Morgan began formal education. “That year, near the end of August, our mother began talking about new shoes and school uniforms — about my beginning Kindergart­en. Until then I’d wanted to start school, was eager to show the world that I knew my letters and colours. Suddenly I changed my mind and informed my parents that I had decided not to go.”

In the Winter, “Mostly I would sit on the floor in the warmest corner of the kitchen, making button patterns on the flowered canvas, or kneel beside the sewing machine arranging glass alleys in the little holes of the foot pedals.” But she and her siblings would also help out: “watching the women bake, make jam, paper walls, knit, or pin patterns onto beautiful cloth to make dresses, pajamas, and even coats. Unlike scrubbing floors or washing clothes, these were interestin­g jobs that a youngster could help with.

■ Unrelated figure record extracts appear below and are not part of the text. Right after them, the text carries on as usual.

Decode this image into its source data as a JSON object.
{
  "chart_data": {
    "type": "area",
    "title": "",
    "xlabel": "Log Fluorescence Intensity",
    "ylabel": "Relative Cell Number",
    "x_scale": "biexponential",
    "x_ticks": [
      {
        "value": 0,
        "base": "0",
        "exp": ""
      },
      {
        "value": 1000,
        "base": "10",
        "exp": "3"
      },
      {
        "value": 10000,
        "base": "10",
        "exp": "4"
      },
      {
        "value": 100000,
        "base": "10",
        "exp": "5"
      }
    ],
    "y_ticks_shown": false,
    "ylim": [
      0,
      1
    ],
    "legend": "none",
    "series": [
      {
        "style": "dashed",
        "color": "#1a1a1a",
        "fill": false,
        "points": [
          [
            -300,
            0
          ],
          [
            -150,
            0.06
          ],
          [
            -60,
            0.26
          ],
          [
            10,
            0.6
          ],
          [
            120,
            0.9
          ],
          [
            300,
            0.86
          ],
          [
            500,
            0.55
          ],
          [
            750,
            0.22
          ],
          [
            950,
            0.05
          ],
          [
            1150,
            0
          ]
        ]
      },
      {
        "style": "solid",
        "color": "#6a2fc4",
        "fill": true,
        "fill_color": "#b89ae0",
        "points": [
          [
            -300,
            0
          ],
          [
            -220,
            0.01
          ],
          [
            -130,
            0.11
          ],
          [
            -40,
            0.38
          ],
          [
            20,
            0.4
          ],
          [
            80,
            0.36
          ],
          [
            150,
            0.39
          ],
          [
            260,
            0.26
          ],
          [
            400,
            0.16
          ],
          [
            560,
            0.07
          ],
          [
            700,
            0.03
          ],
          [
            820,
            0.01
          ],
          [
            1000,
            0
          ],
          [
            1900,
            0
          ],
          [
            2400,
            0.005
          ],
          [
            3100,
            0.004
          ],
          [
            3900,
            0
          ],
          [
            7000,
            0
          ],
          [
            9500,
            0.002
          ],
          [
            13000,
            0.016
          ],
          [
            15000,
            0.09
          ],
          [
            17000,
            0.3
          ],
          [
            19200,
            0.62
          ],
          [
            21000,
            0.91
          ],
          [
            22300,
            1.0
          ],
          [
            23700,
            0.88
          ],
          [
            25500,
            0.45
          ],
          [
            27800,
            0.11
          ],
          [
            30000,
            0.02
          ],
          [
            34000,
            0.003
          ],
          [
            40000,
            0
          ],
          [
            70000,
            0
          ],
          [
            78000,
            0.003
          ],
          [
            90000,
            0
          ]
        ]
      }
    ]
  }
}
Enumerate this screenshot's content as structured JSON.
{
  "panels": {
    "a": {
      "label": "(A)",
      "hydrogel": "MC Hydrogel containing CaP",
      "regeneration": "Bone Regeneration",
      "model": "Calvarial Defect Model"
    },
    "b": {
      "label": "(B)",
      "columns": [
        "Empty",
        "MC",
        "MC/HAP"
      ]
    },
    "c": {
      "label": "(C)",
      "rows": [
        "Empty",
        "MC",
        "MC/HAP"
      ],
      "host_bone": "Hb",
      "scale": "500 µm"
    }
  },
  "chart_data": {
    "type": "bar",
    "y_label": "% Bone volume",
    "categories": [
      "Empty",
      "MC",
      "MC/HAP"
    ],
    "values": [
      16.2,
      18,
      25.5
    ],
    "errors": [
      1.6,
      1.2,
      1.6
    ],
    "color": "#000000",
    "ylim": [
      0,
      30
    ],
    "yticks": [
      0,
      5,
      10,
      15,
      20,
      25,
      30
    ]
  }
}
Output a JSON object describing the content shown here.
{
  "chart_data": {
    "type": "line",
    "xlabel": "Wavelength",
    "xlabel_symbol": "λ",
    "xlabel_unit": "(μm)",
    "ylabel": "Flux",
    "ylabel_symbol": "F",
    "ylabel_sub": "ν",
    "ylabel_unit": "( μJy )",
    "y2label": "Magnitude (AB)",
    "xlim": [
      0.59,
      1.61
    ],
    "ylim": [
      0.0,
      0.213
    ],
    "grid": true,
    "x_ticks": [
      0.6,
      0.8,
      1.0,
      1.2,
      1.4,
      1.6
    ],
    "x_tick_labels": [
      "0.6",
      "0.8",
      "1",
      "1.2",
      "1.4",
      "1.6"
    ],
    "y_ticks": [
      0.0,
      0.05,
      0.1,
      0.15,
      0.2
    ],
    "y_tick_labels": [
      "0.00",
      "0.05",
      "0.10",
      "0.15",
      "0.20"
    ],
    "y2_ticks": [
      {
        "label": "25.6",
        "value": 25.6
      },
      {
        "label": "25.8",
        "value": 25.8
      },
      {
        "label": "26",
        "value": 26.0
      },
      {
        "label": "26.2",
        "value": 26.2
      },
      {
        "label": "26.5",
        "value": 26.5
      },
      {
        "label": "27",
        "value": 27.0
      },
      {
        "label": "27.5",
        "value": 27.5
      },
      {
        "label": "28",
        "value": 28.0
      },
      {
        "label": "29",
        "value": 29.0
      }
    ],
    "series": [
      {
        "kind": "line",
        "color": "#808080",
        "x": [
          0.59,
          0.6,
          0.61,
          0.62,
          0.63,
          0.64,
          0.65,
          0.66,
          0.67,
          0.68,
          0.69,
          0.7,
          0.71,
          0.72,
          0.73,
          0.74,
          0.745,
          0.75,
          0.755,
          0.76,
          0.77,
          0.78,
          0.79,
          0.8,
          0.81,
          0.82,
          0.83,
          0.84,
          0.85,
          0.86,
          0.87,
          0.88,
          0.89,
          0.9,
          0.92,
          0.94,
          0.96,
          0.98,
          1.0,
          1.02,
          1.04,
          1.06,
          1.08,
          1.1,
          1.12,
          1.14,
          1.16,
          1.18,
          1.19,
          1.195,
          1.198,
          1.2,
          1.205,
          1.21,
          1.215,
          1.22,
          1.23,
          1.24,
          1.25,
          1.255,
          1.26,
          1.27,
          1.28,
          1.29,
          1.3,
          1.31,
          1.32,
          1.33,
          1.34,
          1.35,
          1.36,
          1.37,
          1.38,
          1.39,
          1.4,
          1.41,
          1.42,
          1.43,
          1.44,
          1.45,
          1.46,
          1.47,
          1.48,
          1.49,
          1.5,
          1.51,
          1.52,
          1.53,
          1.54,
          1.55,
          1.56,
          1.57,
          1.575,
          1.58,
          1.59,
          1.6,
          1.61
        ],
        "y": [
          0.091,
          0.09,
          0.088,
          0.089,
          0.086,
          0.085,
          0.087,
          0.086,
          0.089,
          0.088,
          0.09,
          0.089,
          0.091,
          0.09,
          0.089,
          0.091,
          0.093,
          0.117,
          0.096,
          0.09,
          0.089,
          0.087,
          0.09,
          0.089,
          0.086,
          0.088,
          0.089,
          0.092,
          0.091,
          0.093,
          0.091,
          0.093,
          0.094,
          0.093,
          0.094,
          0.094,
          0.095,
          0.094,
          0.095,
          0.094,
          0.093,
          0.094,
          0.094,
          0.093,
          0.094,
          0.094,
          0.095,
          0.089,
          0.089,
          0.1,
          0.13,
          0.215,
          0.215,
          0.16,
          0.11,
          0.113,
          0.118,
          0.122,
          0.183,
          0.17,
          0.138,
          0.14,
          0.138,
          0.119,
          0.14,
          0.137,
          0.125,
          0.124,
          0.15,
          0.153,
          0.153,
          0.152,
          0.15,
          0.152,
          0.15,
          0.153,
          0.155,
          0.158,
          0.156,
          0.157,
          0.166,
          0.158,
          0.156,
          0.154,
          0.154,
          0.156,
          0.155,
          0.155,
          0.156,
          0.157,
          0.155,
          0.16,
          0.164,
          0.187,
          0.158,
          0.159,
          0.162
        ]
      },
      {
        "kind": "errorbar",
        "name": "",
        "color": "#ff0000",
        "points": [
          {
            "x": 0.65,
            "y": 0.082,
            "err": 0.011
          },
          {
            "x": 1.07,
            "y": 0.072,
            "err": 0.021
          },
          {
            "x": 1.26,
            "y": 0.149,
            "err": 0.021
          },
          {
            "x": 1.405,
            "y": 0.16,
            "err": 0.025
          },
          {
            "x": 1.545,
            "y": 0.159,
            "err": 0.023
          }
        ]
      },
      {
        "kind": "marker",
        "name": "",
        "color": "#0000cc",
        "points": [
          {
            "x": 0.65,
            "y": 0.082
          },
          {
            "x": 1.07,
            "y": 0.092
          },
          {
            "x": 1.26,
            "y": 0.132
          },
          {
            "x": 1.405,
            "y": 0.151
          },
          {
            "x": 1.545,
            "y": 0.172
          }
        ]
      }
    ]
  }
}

Holding skeins of wool, stirring batter, licking spoons clean, passing tacks, holding down flimsy patterns, carefully cutting the edge off wallpaper, even picking up scraps of leather or cloth, made a child feel important.”

A gorgeous layout and design accompanie­s Morgan’s compelling words. Brita Granström’s artwork suits the tale, realistic yet whimsical, lively and lovely on the thick, textured pages.